— При последнем расстреле, — словно оправдываясь, рассказывала Либале, — нас день и ночь прятал в картофельном подвале сосед Штернаса, но в окрестностях уже искали затаившихся евреев, и тогда приехал на велосипеде секретарь гимназии Стяпонкус, помнишь?
— Помню, — ответил я.
— Стяпонкус и его друг-монах, они нас усадили на велосипеды и увезли в Жибуряй, и везли через весь город средь бела дня, и мы страшно боялись, но тот монах нас успокаивал, со смехом говорил, что если Господь хранит, так он хранит не только ночью, но и при дневном свете, и так он привез нас к старому кладбищу при костеле, помнишь то кладбище?
— Помню.
— Тогда они сказали нам, мне и сестре, что им некуда нас девать, но есть две богобоязненные женщины по фамилии Раубайте, они живут в Падубисис и возьмут нас к себе, если мы будем окрещены, а некрещеных не возьмут. А у тебя по-другому было?
— По-другому, но разве это важно?
— Мы с сестрой переглянулись и кивнули, что согласны, и нас тут же в костеле крестили и отвезли в Падубисис, а там сестры Раубайте нас приветливо приняли в маленькую покосившуюся избушку с большой печью, избушка полна была Богом, и еще ксендз из Моляй приезжал обучать нас, и подруга наших хозяек Паушите, такая же богомольная, и вскоре все стало ясно: в кого верить, если почти весь мир верит в Христа, только евреи не верят, а их уже всех и перестреляли. Разве не так?
— Так, — подтвердил я.
— Потому что для нас было тогда единственное самое близкое существо — Христос, Бог и человек, еврей, распятый на кресте, с опущенной головой и пробитым бедром, до него можно было дотронуться, он был доступным и живым в колеблющемся желтом свете свечей, ему одному можно было все рассказать, излить душу, его можно было просить, и он всегда выслушивал тебя до конца, не прерывая и ни о чем не спрашивая.
Было.
Не потому ли Паушите уже после войны, видя, как я мечусь, сказала, словно наказ дала: если когда-нибудь перестанешь верить в Христа, будь лучше безбожником, только не евреем. Потому что пришло время, и я сменил свое литовское имя и фамилию на настоящие.
— Паушите в прошлом году умерла, — сказала Либале. — Я звала ее перебраться сюда, она долго раздумывала, а потом уже было поздно.
— А Вайгаускасы? — спросил я.
— Тоже умерли, — ответила Либале.
Теперь уже я задавал вопросы.
— Помнишь, — спрашиваю, — поднимаешься на крылечко, входишь в избу, а там печь и длинный стол. Откуда они узнали, что я еврейский мальчик, — не знаю. Откуда знали, что я голоден — тоже не знаю. Я тогда коров пас у Суткене, так Вайгаускасы, бывало, говорили: пригони скотину до нашего забора и заходи поесть. За этим столом одна из сестер Штернайте мне сшила черную шапку, с пуговкой. Сколько евреев через ее руки прошло?

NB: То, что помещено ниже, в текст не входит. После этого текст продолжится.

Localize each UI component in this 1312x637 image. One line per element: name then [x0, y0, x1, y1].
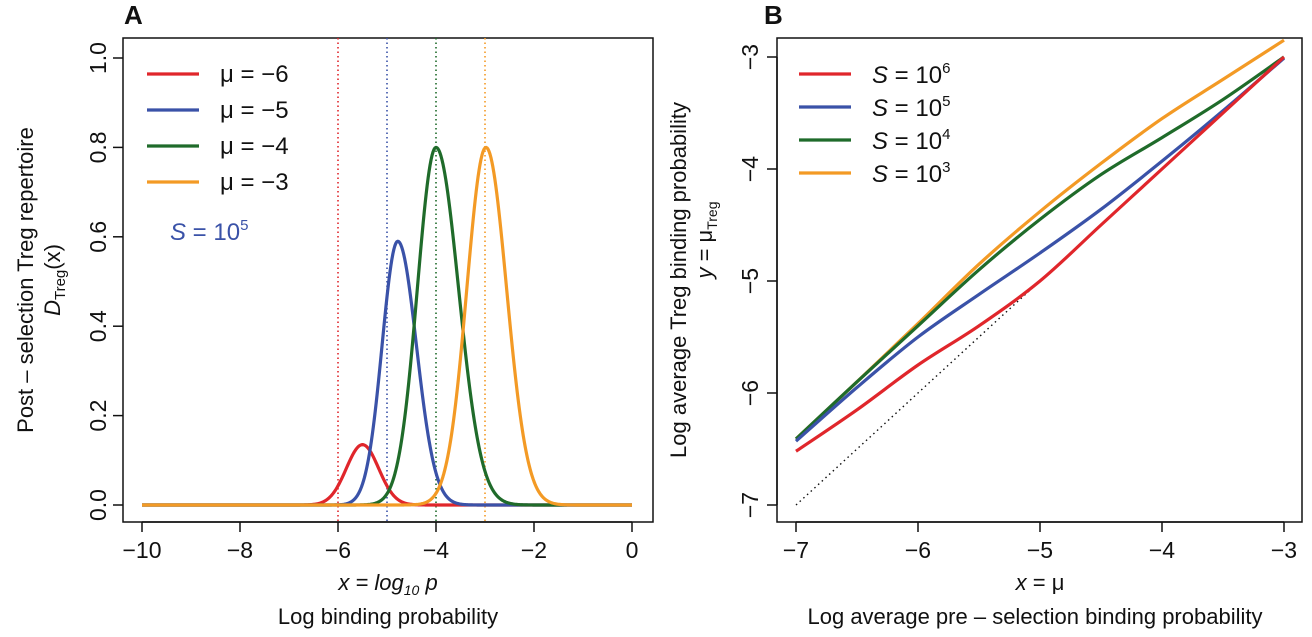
panel-b-legend-label: S = 103 [872, 159, 950, 188]
panel-b-curve-group [794, 38, 1286, 506]
panel-b-legend: S = 106 S = 105 S = 104 S = 103 [799, 60, 950, 188]
panel-b-curve [794, 55, 1285, 441]
panel-b-x-label: Log average pre – selection binding prob… [808, 604, 1263, 629]
panel-a-x-tick-label: −6 [325, 537, 351, 563]
panel-b-y-tick-label: −5 [737, 268, 763, 294]
panel-a-y-tick-label: 0.8 [85, 131, 111, 163]
panel-a-legend: μ = −6 μ = −5 μ = −4 μ = −3 [147, 61, 289, 196]
panel-a-legend-label: μ = −6 [220, 61, 289, 88]
panel-a-legend-label: μ = −5 [220, 97, 289, 124]
panel-a-y-tick-label: 0.6 [85, 221, 111, 253]
panel-b-y-label-math: y = μTreg [692, 201, 720, 280]
panel-a-y-label: Post – selection Treg repertoire [13, 127, 38, 433]
panel-b-chart: −7 −6 −5 −4 −3 −7 −6 −5 −4 −3 x = μ Log average … [666, 37, 1303, 629]
panel-a-x-tick-label: −2 [521, 537, 547, 563]
panel-a-x-axis: −10 −8 −6 −4 −2 0 [122, 521, 639, 563]
panel-b-y-tick-label: −3 [737, 44, 763, 70]
panel-a-x-label: Log binding probability [278, 604, 498, 629]
panel-a-y-tick-label: 0.2 [85, 400, 111, 432]
panel-label-a: A [124, 0, 143, 30]
panel-b-x-tick-label: −7 [783, 537, 809, 563]
panel-a-curves [141, 145, 633, 507]
panel-b-x-axis: −7 −6 −5 −4 −3 [783, 521, 1297, 563]
panel-b-curve [794, 56, 1286, 443]
panel-b-curve [794, 38, 1285, 441]
panel-a-y-tick-label: 0.4 [85, 310, 111, 342]
panel-b-curves [794, 38, 1286, 506]
panel-b-y-tick-label: −4 [737, 156, 763, 182]
panel-a-curve [141, 239, 633, 507]
panel-b-x-tick-label: −4 [1149, 537, 1175, 563]
panel-b-x-tick-label: −5 [1027, 537, 1053, 563]
panel-a-x-tick-label: 0 [626, 537, 639, 563]
panel-a-x-label-math: x = log10 p [337, 570, 437, 598]
panel-b-legend-label: S = 104 [872, 126, 950, 155]
panel-b-x-tick-label: −3 [1271, 537, 1297, 563]
panel-b-curve [795, 55, 1286, 453]
panel-b-x-label-math: x = μ [1015, 570, 1065, 595]
panel-a-y-tick-label: 1.0 [85, 42, 111, 74]
panel-a-reference-lines [337, 38, 486, 522]
panel-a-y-tick-label: 0.0 [85, 489, 111, 521]
panel-a-x-tick-label: −4 [423, 537, 449, 563]
panel-a-legend-label: μ = −4 [220, 133, 289, 160]
panel-b-legend-label: S = 105 [872, 93, 950, 122]
panel-b-y-label: Log average Treg binding probability [666, 102, 691, 458]
panel-a-annotation: S = 105 [170, 217, 248, 246]
panel-b-x-tick-label: −6 [905, 537, 931, 563]
panel-a-x-tick-label: −8 [227, 537, 253, 563]
panel-a-legend-label: μ = −3 [220, 169, 289, 196]
panel-a-curve [141, 145, 633, 507]
panel-label-b: B [764, 0, 783, 30]
panel-a-chart: −10 −8 −6 −4 −2 0 0.0 0.2 0.4 0.6 0.8 1.0 x = log1… [13, 37, 654, 629]
panel-a-y-axis: 0.0 0.2 0.4 0.6 0.8 1.0 [85, 42, 123, 521]
panel-b-y-axis: −7 −6 −5 −4 −3 [737, 44, 778, 518]
panel-b-y-tick-label: −6 [737, 380, 763, 406]
panel-a-y-label-math: DTreg(x) [40, 244, 69, 316]
panel-a-x-tick-label: −10 [122, 537, 161, 563]
panel-b-legend-label: S = 106 [872, 60, 950, 89]
panel-b-y-tick-label: −7 [737, 492, 763, 518]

— Много, — ответила Либале.
— Боже мой, — со стоном проговорила рядом со мной женщина с таким знакомым, милым овалом лица.
Наверное, одна она за тем столом могла стенать, потому что только она никогда не меняла своего имени.
Мне сказали, что она моя жена.
Когда я потянулся рукой к пачке сигарет, она ласково придержала мою руку со словами:
— Не надо…
Нет, нет, не следовало курить, действительно не следовало, чтобы не умереть от рака, как отец Лили и Лямы.
Но я не узнал ту знакомую женщину, потому что хотелось, как в лесу под Жибуряй, на пенечке, потянуть дымку, пока не закружится голова. Разве я мог быть тогда женат? Разве у меня, ребенка, могла быть своя женщина?
Тут Ляма налила мне бокал красного вина, и я уже протянул руку, но другая женщина, тоже сидевшая рядом со мной, перехватила ее со словами:
— Лучше не пей…
У нее были седые коротко остриженные волосы. Мне сказали, что она — моя сестра.
Я знал, что не надо пить, чтобы не сгореть, не умереть такой смертью, как умер Климас.
Но и эту женщину я не узнал.
Она не могла быть моей сестрой, моя сестра была двенадцатилетней девчушкой с гладко расчесанными черными волосами, туго заплетенными в длинные косы.
А я был полураздетый голодный и босой мальчик.
И ощутил на своих слабых согбенных плечах груз всего, что было, и всего, что будет, и не в силах был поднять эту ношу, так нечеловечески давила она, что уж лучше бы мне не вернуться с полпути к карьеру, а пройти его до конца, но того пути уже не было, и тогда я почувствовал сильный удар в грудь, в то самое место, что и Христос, и рухнул на стол с пасхальными яствами.